What needs to be done!

  1. Implement an effective home care and drug coverage system focused on preventing the deterioration of seniors’ health to minimize the need for LTC.7
  2. Build and operate sufficient LTC beds to eliminate the current backlog.
  3. Provide access to medications, goods and services in all Supportive Living facilities on the same basis as in LTC facilities.
  4. Increase funding to implement LTC professional nursing and therapeutic staffing standards either in the form of minimum patient/staff ratios, or in providing 4 direct care hours (not paid hours) of care per resident per day8, with at least 25% of that care provided by RNs. 3
  5. Use the Patient/Care‐Based Funding Model9 as a way of determining what allocation is required to meet actual LTC needs, rather than a way of dividing up an allocation arbitrarily determined on the basis of ‘Weighted Resident Days’.
  6. Implement regular, unannounced inspection to ensure compliance with high standards of care and safety.
  7. Make public all contracts entered into with private operators (either non‐profit or for‐profit).
  8. Continue to regulate the cost of accommodation to ensure affordability and uphold the principle of universality of care.

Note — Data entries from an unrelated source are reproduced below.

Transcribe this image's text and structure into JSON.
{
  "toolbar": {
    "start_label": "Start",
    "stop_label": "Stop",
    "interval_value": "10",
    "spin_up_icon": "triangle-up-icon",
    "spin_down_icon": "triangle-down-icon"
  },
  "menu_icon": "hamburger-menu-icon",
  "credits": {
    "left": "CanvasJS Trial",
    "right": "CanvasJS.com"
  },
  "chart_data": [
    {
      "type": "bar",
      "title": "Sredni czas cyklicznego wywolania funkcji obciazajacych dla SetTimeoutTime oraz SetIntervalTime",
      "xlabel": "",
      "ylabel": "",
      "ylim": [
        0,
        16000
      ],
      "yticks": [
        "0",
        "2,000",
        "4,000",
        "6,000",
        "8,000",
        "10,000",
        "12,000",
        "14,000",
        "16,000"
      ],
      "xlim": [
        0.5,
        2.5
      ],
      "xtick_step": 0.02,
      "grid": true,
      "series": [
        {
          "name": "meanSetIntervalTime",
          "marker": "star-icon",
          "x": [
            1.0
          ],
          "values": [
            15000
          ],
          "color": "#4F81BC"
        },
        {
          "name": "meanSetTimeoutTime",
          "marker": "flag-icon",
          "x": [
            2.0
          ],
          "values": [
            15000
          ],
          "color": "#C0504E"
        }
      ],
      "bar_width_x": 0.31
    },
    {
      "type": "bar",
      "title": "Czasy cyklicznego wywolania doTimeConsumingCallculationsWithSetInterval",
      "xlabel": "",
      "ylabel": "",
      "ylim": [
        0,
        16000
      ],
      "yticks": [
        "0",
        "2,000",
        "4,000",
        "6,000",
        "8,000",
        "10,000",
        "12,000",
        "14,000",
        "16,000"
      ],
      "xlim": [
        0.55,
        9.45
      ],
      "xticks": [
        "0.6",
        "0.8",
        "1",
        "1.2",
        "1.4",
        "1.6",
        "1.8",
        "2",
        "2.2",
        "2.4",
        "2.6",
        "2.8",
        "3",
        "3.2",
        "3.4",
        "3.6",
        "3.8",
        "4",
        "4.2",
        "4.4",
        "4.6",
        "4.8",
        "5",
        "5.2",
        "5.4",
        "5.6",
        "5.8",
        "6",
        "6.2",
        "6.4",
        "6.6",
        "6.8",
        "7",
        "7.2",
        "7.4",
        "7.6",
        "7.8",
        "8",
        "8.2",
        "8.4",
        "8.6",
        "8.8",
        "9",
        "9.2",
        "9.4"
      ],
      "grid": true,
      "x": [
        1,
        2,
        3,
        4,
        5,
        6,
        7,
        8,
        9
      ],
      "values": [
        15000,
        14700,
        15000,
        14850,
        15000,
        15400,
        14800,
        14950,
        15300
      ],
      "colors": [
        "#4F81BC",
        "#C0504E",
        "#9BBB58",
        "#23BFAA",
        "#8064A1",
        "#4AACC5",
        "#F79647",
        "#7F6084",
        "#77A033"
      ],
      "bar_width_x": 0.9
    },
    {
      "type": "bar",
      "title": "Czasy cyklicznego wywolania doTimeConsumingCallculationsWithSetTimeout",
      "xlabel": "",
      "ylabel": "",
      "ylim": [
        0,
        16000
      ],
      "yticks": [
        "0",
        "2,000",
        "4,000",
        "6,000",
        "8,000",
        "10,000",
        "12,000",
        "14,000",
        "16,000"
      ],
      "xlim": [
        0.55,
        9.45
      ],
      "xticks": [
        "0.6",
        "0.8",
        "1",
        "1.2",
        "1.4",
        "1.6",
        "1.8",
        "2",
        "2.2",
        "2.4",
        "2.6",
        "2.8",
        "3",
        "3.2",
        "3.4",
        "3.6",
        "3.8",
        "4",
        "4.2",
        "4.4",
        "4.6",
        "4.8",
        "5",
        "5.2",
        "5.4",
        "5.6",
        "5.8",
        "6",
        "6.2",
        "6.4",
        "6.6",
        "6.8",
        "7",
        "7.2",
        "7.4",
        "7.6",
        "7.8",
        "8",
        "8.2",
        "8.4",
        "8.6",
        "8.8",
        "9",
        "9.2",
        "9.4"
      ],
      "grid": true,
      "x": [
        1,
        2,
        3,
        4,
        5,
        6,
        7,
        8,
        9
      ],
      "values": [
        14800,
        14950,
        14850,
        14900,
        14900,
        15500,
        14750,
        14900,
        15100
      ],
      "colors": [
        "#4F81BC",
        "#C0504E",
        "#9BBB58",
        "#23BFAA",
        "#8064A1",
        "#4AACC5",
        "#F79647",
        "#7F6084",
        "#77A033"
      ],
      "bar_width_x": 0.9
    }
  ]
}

Furthermore, all care settings receiving any form of public funding (either capital grants or operating funding) should be required to:

  • Establish meaningful Patient/Family Councils that have authority to address complaints and to refer unresolved difficulties to a Seniors or Health Advocate who is an officer of the legislature.
  • Have effective fire and evacuation provisions (both structural and staffing) as a condition of licensing in all care facilities.

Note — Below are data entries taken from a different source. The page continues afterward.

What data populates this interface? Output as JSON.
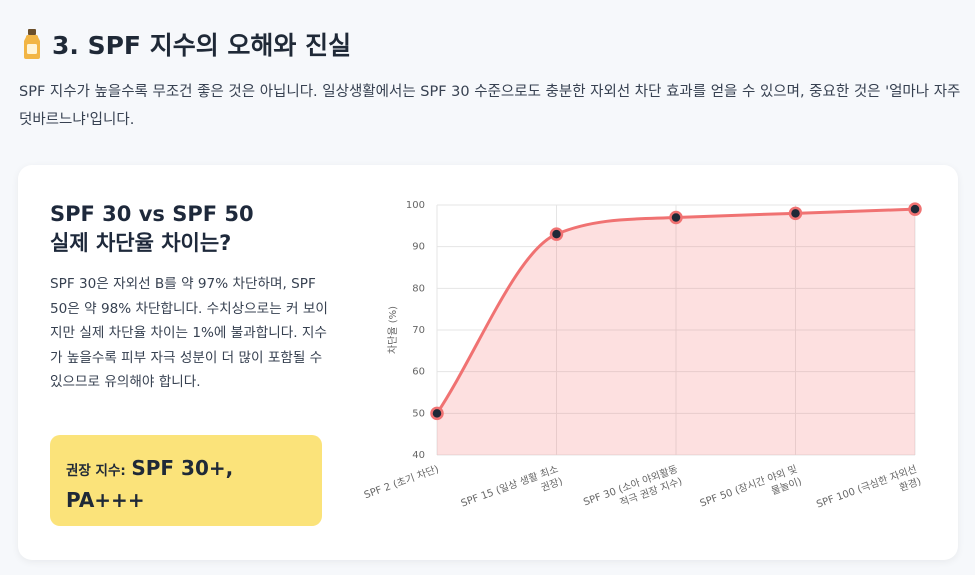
{
  "header": {
    "title": "3. SPF 지수의 오해와 진실",
    "description": "SPF 지수가 높을수록 무조건 좋은 것은 아닙니다. 일상생활에서는 SPF 30 수준으로도 충분한 자외선 차단 효과를 얻을 수 있으며, 중요한 것은 '얼마나 자주 덧바르느냐'입니다."
  },
  "card": {
    "title_lines": [
      "SPF 30 vs SPF 50",
      "실제 차단율 차이는?"
    ],
    "body": "SPF 30은 자외선 B를 약 97% 차단하며, SPF 50은 약 98% 차단합니다. 수치상으로는 커 보이지만 실제 차단율 차이는 1%에 불과합니다. 지수가 높을수록 피부 자극 성분이 더 많이 포함될 수 있으므로 유의해야 합니다.",
    "recommendation": {
      "label": "권장 지수:",
      "value": "SPF 30+, PA+++"
    }
  },
  "chart_data": {
    "type": "line",
    "y_label": "차단율 (%)",
    "categories": [
      [
        "SPF 2 (초기 차단)"
      ],
      [
        "SPF 15 (일상 생활 최소",
        "권장)"
      ],
      [
        "SPF 30 (소아 야외활동",
        "적극 권장 지수)"
      ],
      [
        "SPF 50 (장시간 야외 및",
        "물놀이)"
      ],
      [
        "SPF 100 (극심한 자외선",
        "환경)"
      ]
    ],
    "values": [
      50,
      93,
      97,
      98,
      99
    ],
    "ylim": [
      40,
      100
    ],
    "yticks": [
      40,
      50,
      60,
      70,
      80,
      90,
      100
    ],
    "color": "#f07272",
    "fill": "rgba(248,113,113,0.22)",
    "point_color": "#1f2937",
    "grid": true
  }
}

  1. Alberta Treasury Board and Finance “Population Projection Alberta 2014‐2041”‐ Highlights, P 5 of 7.
  2. 2. Country Notes. A Good Life in Old Age. Monitoring and Improving Quality in LTC. OECD Publishing 2013.
  3. CIHI, National Health Expenditure Trends, 1975 to 2014 Tables 5 and 6.
  4. Alberta Health and Wellness Continuing Care Strategy, 2008.
  5. Dr. Parks: Our health‐care system is on verge of collapse”, Calgary Herald 10/5/2014.
  6. OECD Ibid.
  7. See PIA Home Care and Pharmacare Position Papers <‐areas/seniors>
  8. Zhang, Unruh et al, “Minimum Nurse Staffing Ratios in Nursing Homes”. Nurs Econ, 2006.
  9. J M Sutherland et al, “The AHS Patient/Care‐Based Model for LTC; A review and Analysis.” p 8.